Last week I went to an “Anti-Harassment Training Class”. I’ve been a development manager for about 8 years now, and in the software business for longer than that, but this was the first course like it I had ever taken.
Why did I have to take it now? I’ve never been accused of harassing, and it is all basic common sense.
The reason I had to take it is because I work for a company that has deep pockets. When I worked for startups, the chances of being sued were low. Lawyers just don’t take cases where their chance of collect their paycheck is low. Further, public sentiment in trial is less likely to blame a company rather than an individual at a small company.
At the big companies, however, there is going to be a harassment case eventually. And when it happens, the company will get fined with some set of punitive damages. In order to minimize those damages during the punitive phase of the trial, the company needs to prove that it did everything it could to prevent this up front, and that it wasn’t the company’s fault (which is true). So, the company trains its employees.

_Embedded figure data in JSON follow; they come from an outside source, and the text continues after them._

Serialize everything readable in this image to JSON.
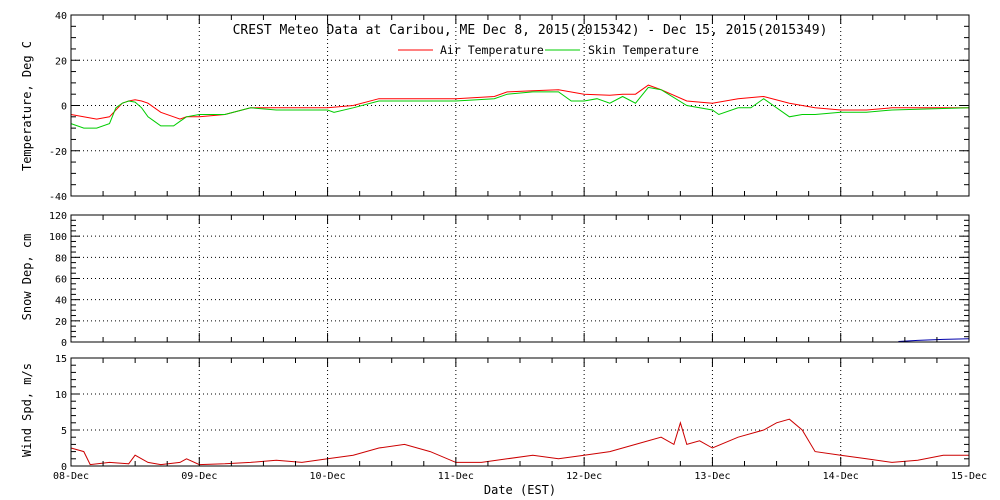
{
  "chart_data": [
    {
      "type": "line",
      "title": "CREST Meteo Data at Caribou, ME   Dec  8, 2015(2015342) - Dec 15, 2015(2015349)",
      "ylabel": "Temperature, Deg C",
      "ylim": [
        -40,
        40
      ],
      "yticks": [
        -40,
        -20,
        0,
        20,
        40
      ],
      "legend": "top-center",
      "grid": true,
      "x_units": "days since 08-Dec",
      "series": [
        {
          "name": "Air Temperature",
          "color": "#ff0000",
          "x": [
            0,
            0.2,
            0.3,
            0.4,
            0.45,
            0.5,
            0.55,
            0.6,
            0.7,
            0.8,
            0.85,
            0.9,
            1.0,
            1.2,
            1.4,
            1.6,
            2.0,
            2.2,
            2.4,
            3.0,
            3.3,
            3.4,
            3.6,
            3.8,
            4.0,
            4.2,
            4.3,
            4.4,
            4.5,
            4.6,
            4.8,
            5.0,
            5.2,
            5.4,
            5.6,
            5.8,
            6.0,
            6.2,
            6.4,
            7.0
          ],
          "y": [
            -4,
            -6,
            -5,
            1,
            2,
            2.5,
            2,
            1,
            -3,
            -5,
            -6,
            -5,
            -5,
            -4,
            -1,
            -1,
            -1,
            0,
            3,
            3,
            4,
            6,
            6.5,
            7,
            5,
            4.5,
            5,
            5,
            9,
            7,
            2,
            1,
            3,
            4,
            1,
            -1,
            -2,
            -2,
            -1,
            -1
          ]
        },
        {
          "name": "Skin Temperature",
          "color": "#00cc00",
          "x": [
            0,
            0.1,
            0.2,
            0.3,
            0.35,
            0.4,
            0.45,
            0.5,
            0.55,
            0.6,
            0.65,
            0.7,
            0.8,
            0.85,
            0.9,
            1.0,
            1.2,
            1.4,
            1.6,
            2.0,
            2.05,
            2.2,
            2.4,
            3.0,
            3.3,
            3.4,
            3.6,
            3.8,
            3.9,
            4.0,
            4.1,
            4.2,
            4.3,
            4.4,
            4.5,
            4.6,
            4.8,
            5.0,
            5.05,
            5.2,
            5.3,
            5.4,
            5.6,
            5.7,
            5.8,
            6.0,
            6.2,
            6.4,
            7.0
          ],
          "y": [
            -8,
            -10,
            -10,
            -8,
            -1,
            1,
            2,
            1.5,
            -1,
            -5,
            -7,
            -9,
            -9,
            -7,
            -5,
            -4,
            -4,
            -1,
            -2,
            -2,
            -3,
            -1,
            2,
            2,
            3,
            5,
            6,
            6,
            2,
            2,
            3,
            1,
            4,
            1,
            8,
            7,
            0,
            -2,
            -4,
            -1,
            -1,
            3,
            -5,
            -4,
            -4,
            -3,
            -3,
            -2,
            -1
          ]
        }
      ]
    },
    {
      "type": "line",
      "ylabel": "Snow Dep, cm",
      "ylim": [
        0,
        120
      ],
      "yticks": [
        0,
        20,
        40,
        60,
        80,
        100,
        120
      ],
      "grid": true,
      "series": [
        {
          "color": "#0000aa",
          "x": [
            6.45,
            6.6,
            6.8,
            7.0
          ],
          "y": [
            0.5,
            1.5,
            2.5,
            3
          ]
        }
      ]
    },
    {
      "type": "line",
      "ylabel": "Wind Spd, m/s",
      "xlabel": "Date (EST)",
      "ylim": [
        0,
        15
      ],
      "yticks": [
        0,
        5,
        10,
        15
      ],
      "xticks": [
        "08-Dec",
        "09-Dec",
        "10-Dec",
        "11-Dec",
        "12-Dec",
        "13-Dec",
        "14-Dec",
        "15-Dec"
      ],
      "grid": true,
      "series": [
        {
          "color": "#cc0000",
          "x": [
            0,
            0.1,
            0.15,
            0.3,
            0.45,
            0.5,
            0.6,
            0.7,
            0.85,
            0.9,
            1.0,
            1.2,
            1.4,
            1.6,
            1.8,
            2.0,
            2.2,
            2.4,
            2.6,
            2.8,
            3.0,
            3.2,
            3.4,
            3.6,
            3.8,
            4.0,
            4.2,
            4.4,
            4.6,
            4.7,
            4.75,
            4.8,
            4.9,
            5.0,
            5.2,
            5.4,
            5.5,
            5.6,
            5.7,
            5.8,
            6.0,
            6.2,
            6.4,
            6.6,
            6.8,
            7.0
          ],
          "y": [
            2.5,
            2,
            0.2,
            0.5,
            0.3,
            1.5,
            0.5,
            0.2,
            0.5,
            1,
            0.2,
            0.3,
            0.5,
            0.8,
            0.5,
            1,
            1.5,
            2.5,
            3,
            2,
            0.5,
            0.5,
            1,
            1.5,
            1,
            1.5,
            2,
            3,
            4,
            3,
            6,
            3,
            3.5,
            2.5,
            4,
            5,
            6,
            6.5,
            5,
            2,
            1.5,
            1,
            0.5,
            0.8,
            1.5,
            1.5
          ]
        }
      ]
    }
  ]
}
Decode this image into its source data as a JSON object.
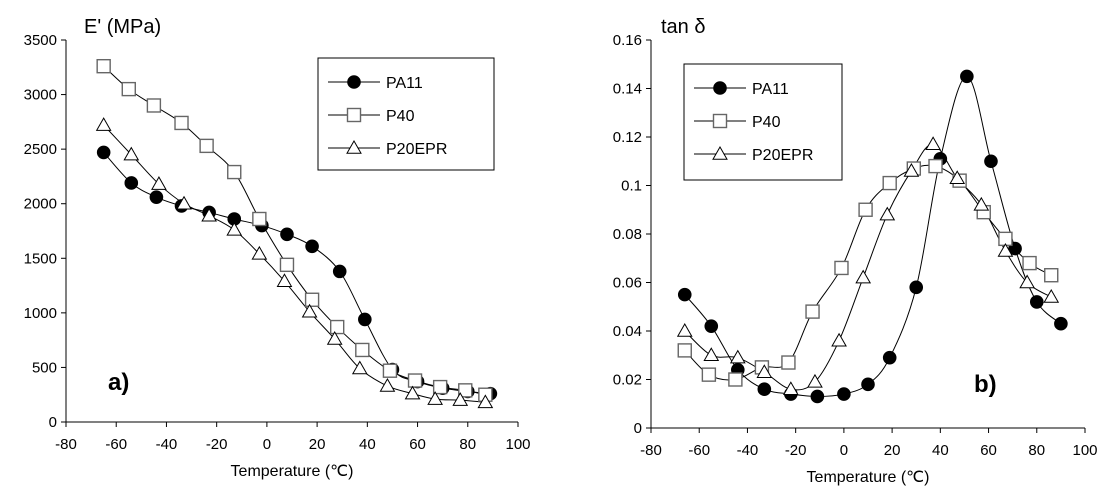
{
  "chart_data": [
    {
      "type": "scatter",
      "ylabel": "E' (MPa)",
      "xlabel": "Temperature (℃)",
      "panel_label": "a)",
      "xlim": [
        -80,
        100
      ],
      "ylim": [
        0,
        3500
      ],
      "xticks": [
        "-80",
        "-60",
        "-40",
        "-20",
        "0",
        "20",
        "40",
        "60",
        "80",
        "100"
      ],
      "yticks": [
        "0",
        "500",
        "1000",
        "1500",
        "2000",
        "2500",
        "3000",
        "3500"
      ],
      "grid": false,
      "legend_position": "top-right",
      "series": [
        {
          "name": "PA11",
          "marker": "circle-filled",
          "x": [
            -65,
            -54,
            -44,
            -34,
            -23,
            -13,
            -2,
            8,
            18,
            29,
            39,
            50,
            60,
            70,
            80,
            89
          ],
          "y": [
            2470,
            2190,
            2060,
            1980,
            1920,
            1860,
            1800,
            1720,
            1610,
            1380,
            940,
            480,
            370,
            310,
            280,
            260
          ]
        },
        {
          "name": "P40",
          "marker": "square-open",
          "x": [
            -65,
            -55,
            -45,
            -34,
            -24,
            -13,
            -3,
            8,
            18,
            28,
            38,
            49,
            59,
            69,
            79,
            87
          ],
          "y": [
            3260,
            3050,
            2900,
            2740,
            2530,
            2290,
            1860,
            1440,
            1120,
            870,
            660,
            470,
            380,
            320,
            290,
            250
          ]
        },
        {
          "name": "P20EPR",
          "marker": "triangle-open",
          "x": [
            -65,
            -54,
            -43,
            -33,
            -23,
            -13,
            -3,
            7,
            17,
            27,
            37,
            48,
            58,
            67,
            77,
            87
          ],
          "y": [
            2720,
            2450,
            2180,
            2000,
            1890,
            1760,
            1540,
            1290,
            1010,
            760,
            490,
            330,
            260,
            210,
            200,
            180
          ]
        }
      ]
    },
    {
      "type": "scatter",
      "ylabel": "tan δ",
      "xlabel": "Temperature (℃)",
      "panel_label": "b)",
      "xlim": [
        -80,
        100
      ],
      "ylim": [
        0,
        0.16
      ],
      "xticks": [
        "-80",
        "-60",
        "-40",
        "-20",
        "0",
        "20",
        "40",
        "60",
        "80",
        "100"
      ],
      "yticks": [
        "0",
        "0.02",
        "0.04",
        "0.06",
        "0.08",
        "0.1",
        "0.12",
        "0.14",
        "0.16"
      ],
      "grid": false,
      "legend_position": "top-left",
      "series": [
        {
          "name": "PA11",
          "marker": "circle-filled",
          "x": [
            -66,
            -55,
            -44,
            -33,
            -22,
            -11,
            0,
            10,
            19,
            30,
            40,
            51,
            61,
            71,
            80,
            90
          ],
          "y": [
            0.055,
            0.042,
            0.024,
            0.016,
            0.014,
            0.013,
            0.014,
            0.018,
            0.029,
            0.058,
            0.111,
            0.145,
            0.11,
            0.074,
            0.052,
            0.043
          ]
        },
        {
          "name": "P40",
          "marker": "square-open",
          "x": [
            -66,
            -56,
            -45,
            -34,
            -23,
            -13,
            -1,
            9,
            19,
            29,
            38,
            48,
            58,
            67,
            77,
            86
          ],
          "y": [
            0.032,
            0.022,
            0.02,
            0.025,
            0.027,
            0.048,
            0.066,
            0.09,
            0.101,
            0.107,
            0.108,
            0.102,
            0.089,
            0.078,
            0.068,
            0.063
          ]
        },
        {
          "name": "P20EPR",
          "marker": "triangle-open",
          "x": [
            -66,
            -55,
            -44,
            -33,
            -22,
            -12,
            -2,
            8,
            18,
            28,
            37,
            47,
            57,
            67,
            76,
            86
          ],
          "y": [
            0.04,
            0.03,
            0.029,
            0.023,
            0.016,
            0.019,
            0.036,
            0.062,
            0.088,
            0.106,
            0.117,
            0.103,
            0.092,
            0.073,
            0.06,
            0.054
          ]
        }
      ]
    }
  ]
}
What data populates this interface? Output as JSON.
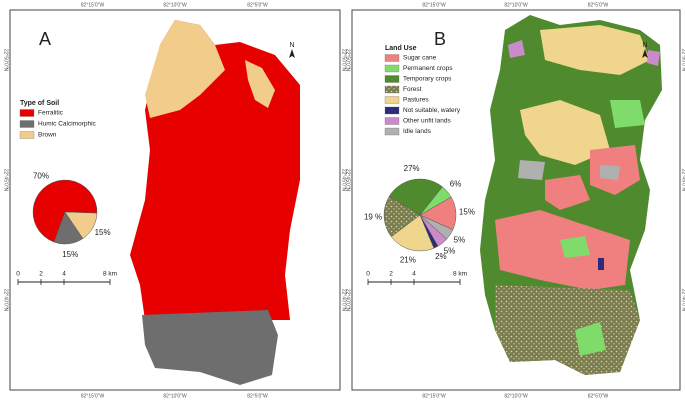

Optimists may think that this training is about prevention of harassment rather than minimizing damages. But I don’t believe that for a few reasons. First, there is no correlation between training and avoidance of harassment charges. Unfortunately, even smart people that should know better sometimes go over the line and harass. But secondly, the fact that it’s only large companies that implement training shows that this is really about damage control than it is about prevention. If you’ve got assets and something to protect, implement anti-harassment training. If you don’t, you don’t. Third, if it were about prevention and not damages, why do lawyers end up collecting the majority of the punitive damages? Shouldn’t the money be spent either to compensate the victim or to prevent future incidents? In reality, it does not work out that way.
In my mind, this is just one more example of the many hidden costs created by our legal system. Anti-harassment training is not necessary for creating a positive work environment, and it a complete waste of time. But companies throughout the US are forced to spend billions of dollars annually on these programs, when instead they could be building real products and real customer value. Unfortuantely, in our times, a successful company needs to constantly be watching his back just in case the lawyer comes knocking. And you know he will. It’s so well known that these will come up that the cost of lawyers is now baked into our product prices and reflects all the way back to the customer. So, companies aren’t punished when these events occur. Instead, consumers just pay more in retail prices for lower quality products.
Lawyers are “Productivity Harassers”.